In fact, that's the problem with "Road to Escondido": it comes off as Clapton doing one long Cale cover, with Cale along for the ride — or vice versa; it's actually hard to tell them apart at times — except that Cale wrote 11 of these tracks, and co-produced.
When the man who sits atop Mount Olympus chisels a stone tablet with one of his own deities, we expect "Riding with the King." What we've got is not a bad album (though the opener, "Danger," is a bore), and it kind of grows on you. It's just a little too slick, a little too bland, like, say, a beer commercial soundtrack. One we've already heard before.
— Lynne Margolis
The Alice Rose
'Phonographic Memory'
(self-released)
Austin songwriter JoDee Purkeypile is as singular as his name. It would be easy to attach the "Beatlesque" tag to the singer and guitarist, who wrote every song on the Alice Rose's debut LP, but as much as Purkeypile toils in the melody mines, he's too ambitious to reach for simple hooks to hammer the hummable into the subconscious.
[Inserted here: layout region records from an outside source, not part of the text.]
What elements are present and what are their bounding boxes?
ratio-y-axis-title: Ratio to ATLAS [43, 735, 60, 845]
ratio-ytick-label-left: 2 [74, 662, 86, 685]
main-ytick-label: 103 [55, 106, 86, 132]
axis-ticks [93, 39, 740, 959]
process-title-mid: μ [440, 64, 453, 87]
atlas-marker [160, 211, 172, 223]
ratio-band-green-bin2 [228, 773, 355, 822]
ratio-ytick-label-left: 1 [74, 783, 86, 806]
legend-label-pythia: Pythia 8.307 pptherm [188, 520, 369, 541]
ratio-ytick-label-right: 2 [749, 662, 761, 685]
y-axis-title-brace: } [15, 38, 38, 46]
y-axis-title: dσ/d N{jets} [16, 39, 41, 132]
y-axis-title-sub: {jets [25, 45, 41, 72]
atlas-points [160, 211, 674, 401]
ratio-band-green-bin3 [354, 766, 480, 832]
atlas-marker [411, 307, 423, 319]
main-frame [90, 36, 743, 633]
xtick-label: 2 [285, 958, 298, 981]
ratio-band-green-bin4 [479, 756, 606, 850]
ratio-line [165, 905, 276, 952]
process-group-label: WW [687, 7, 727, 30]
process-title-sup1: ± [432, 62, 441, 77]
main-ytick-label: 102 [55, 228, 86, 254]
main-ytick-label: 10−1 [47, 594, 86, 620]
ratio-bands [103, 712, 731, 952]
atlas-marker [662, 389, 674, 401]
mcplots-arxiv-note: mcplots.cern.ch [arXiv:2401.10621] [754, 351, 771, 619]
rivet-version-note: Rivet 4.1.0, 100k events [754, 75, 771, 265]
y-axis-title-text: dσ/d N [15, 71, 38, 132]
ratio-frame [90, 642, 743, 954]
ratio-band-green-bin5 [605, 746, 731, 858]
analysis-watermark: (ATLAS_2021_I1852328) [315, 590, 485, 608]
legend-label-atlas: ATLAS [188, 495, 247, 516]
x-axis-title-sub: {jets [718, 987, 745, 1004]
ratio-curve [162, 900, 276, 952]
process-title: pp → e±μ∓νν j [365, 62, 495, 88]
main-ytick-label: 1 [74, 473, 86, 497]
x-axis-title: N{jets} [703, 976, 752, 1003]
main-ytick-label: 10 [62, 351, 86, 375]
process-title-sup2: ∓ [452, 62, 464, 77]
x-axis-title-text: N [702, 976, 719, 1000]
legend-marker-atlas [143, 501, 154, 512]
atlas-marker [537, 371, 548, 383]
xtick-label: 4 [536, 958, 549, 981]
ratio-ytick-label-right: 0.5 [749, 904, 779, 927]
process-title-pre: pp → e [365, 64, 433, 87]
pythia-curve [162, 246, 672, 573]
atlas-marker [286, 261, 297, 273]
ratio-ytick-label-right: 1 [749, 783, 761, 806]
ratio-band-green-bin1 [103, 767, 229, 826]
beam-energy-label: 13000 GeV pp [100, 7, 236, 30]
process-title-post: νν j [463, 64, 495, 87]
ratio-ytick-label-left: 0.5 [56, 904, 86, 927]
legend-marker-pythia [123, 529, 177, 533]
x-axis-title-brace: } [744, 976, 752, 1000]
He and the band, which formed in 2001, bury the "yeah, yeah, yeahs" on "Stop," the album's best shot at airplay, and roll out complex pop tunes such as "Wisteria" and "Ocean" that challenge listeners to follow the sound wherever it takes them. Power pop is supposed to be sleek and breezy, but this is what Squeeze would sound like if a young Syd Barrett were a collaborator.
Is this all too artsy for its own good? Perhaps. "Phonographic Memory" won't have major labels salivating. But there's something to be said for bubbling under when the common inclination is to burst out.
The Alice Rose will celebrate its new album's release with a set at Waterloo Records on Friday at 5 p.m. and a show at Ruta Maya later that evening.